Photographer
Even This is Rome
Cities around the world often exhibit similarities in various aspects, making it sometimes difficult to distinguish one from another. These similarities can manifest in artistic elements, degraded areas, commercial zones, markets, business environments, groups of non-integrated people, romantic waterfronts, suburbs, places of worship, university campuses, riverside areas, and spaces designated for evening strolls.

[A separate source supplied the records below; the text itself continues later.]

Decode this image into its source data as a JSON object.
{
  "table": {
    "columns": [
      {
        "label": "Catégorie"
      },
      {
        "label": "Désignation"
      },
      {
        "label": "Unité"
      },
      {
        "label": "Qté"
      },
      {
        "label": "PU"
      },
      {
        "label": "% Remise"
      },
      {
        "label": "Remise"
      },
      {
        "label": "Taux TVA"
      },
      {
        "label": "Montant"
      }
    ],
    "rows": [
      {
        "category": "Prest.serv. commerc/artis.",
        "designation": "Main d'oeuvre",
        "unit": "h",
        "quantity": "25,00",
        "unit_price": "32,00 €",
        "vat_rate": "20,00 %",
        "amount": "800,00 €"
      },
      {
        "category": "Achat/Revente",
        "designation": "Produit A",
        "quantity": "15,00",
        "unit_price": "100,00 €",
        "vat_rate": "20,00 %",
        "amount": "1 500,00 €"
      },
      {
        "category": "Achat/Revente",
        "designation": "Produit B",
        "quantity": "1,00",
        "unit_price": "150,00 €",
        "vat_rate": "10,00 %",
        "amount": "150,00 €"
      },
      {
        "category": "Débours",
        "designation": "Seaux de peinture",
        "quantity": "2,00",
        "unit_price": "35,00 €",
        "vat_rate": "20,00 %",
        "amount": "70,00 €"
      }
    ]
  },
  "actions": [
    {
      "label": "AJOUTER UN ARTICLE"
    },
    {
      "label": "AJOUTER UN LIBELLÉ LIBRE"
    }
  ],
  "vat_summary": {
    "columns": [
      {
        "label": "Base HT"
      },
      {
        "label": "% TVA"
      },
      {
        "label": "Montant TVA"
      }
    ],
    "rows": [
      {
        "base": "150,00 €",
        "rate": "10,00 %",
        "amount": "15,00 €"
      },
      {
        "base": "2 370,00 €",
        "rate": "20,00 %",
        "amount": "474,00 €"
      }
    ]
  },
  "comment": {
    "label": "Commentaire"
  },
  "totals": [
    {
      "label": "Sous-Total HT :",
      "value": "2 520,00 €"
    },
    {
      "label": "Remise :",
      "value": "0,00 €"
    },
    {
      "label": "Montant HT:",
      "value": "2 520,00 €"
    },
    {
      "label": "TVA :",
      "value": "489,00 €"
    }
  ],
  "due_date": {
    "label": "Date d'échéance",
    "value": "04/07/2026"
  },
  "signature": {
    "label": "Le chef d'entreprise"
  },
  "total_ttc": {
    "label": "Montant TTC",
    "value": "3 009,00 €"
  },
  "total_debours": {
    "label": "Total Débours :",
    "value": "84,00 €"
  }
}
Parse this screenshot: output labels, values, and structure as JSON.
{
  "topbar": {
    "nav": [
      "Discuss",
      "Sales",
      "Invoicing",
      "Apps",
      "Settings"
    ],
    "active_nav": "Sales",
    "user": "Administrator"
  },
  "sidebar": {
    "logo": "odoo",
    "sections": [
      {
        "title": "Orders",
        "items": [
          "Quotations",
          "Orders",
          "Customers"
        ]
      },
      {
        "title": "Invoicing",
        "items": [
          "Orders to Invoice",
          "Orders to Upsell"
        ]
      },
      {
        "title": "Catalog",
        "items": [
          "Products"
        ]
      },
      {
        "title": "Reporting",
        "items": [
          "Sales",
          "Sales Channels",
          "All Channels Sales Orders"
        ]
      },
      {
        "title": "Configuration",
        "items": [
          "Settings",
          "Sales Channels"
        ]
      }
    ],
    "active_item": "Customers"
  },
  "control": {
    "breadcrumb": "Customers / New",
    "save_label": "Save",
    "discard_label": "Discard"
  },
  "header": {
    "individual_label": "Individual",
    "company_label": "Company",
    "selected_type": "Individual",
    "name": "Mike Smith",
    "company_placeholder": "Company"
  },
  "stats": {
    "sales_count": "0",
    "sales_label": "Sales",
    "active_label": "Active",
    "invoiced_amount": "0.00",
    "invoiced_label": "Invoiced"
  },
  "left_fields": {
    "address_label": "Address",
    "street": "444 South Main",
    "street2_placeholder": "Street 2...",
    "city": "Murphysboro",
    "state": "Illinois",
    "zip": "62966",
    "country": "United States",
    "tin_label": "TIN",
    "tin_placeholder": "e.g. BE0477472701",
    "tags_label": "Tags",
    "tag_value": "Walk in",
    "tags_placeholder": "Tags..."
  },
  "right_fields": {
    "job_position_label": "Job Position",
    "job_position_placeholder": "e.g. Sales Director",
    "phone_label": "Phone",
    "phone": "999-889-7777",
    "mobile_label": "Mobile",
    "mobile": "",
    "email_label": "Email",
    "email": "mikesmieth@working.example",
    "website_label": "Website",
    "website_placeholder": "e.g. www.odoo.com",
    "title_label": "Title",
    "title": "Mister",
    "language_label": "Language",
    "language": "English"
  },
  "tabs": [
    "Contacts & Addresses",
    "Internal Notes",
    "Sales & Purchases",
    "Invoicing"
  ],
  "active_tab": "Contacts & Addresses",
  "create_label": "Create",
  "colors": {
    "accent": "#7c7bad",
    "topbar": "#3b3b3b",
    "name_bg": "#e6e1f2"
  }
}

Rome is no exception to this rule. While walking around the city, I often find myself surprised, thinking: “Amazing, it feels like I’m somewhere else… but I’m actually in Rome.” Despite its grand monuments and ancient ruins, which make it one of the most beautiful cities in the world, Rome shares some traits with other metropolises.
So, this is Rome too
Perhaps it’s because Rome has “seen it all” that history has left both marks and scars on it, acting as both a burden and a driving force. Even today, the city operates at multiple speeds: it is simultaneously submissive and democratic, devout and irreverent, cynical and superstitious, embodying both the vices and virtues of humanity.
A layered city with multiple polarities, which is both victim and perpetrator of itself.
It gathers the memory of past cultures, yet seems to have no memory of its own.
It gathers the memory of past cultures, yet seems to have no memory of its own.
Rome is a city that has known abundant suffering. Both loved and despised, exploited and pitied, exalted and scorned, it sometimes loses its sense of identity in its attempt to define itself: whether it’s the Rome of the Popes, the new capital, the hub of tourism, or the political arena. In the process, it risks losing self-awareness.
Rome emerges as a complex stage for human life, a city of eternal beauty and painful contradictions. It’s a place where time seems suspended between ancient ruins and frenetic modernity, a city that has long been loved and exploited, exalted and pitied. In this captivating complexity,
Rome sometimes loses the thread of its own identity, becoming a mirror of the mystery and grandeur, but also the sufferings, that characterize the human experience.
Little street urchin of deception, the cunning, treacherous and mocking one, she seduces you and then kills you.
But the anger lies in the decay, in remaining submissive. In complaining and waiting for the master from above to renew her, often forgetting her own dignity.
The charm of Rome lies in its immeasurable beauty and in the coexistence of diverse souls that inhabit it. From the historic center to the outskirts, from the Rome of the Popes to the working-class districts, every corner and every street tell different stories. Each “soul,” in its own way, finds its place in this fascinating mosaic.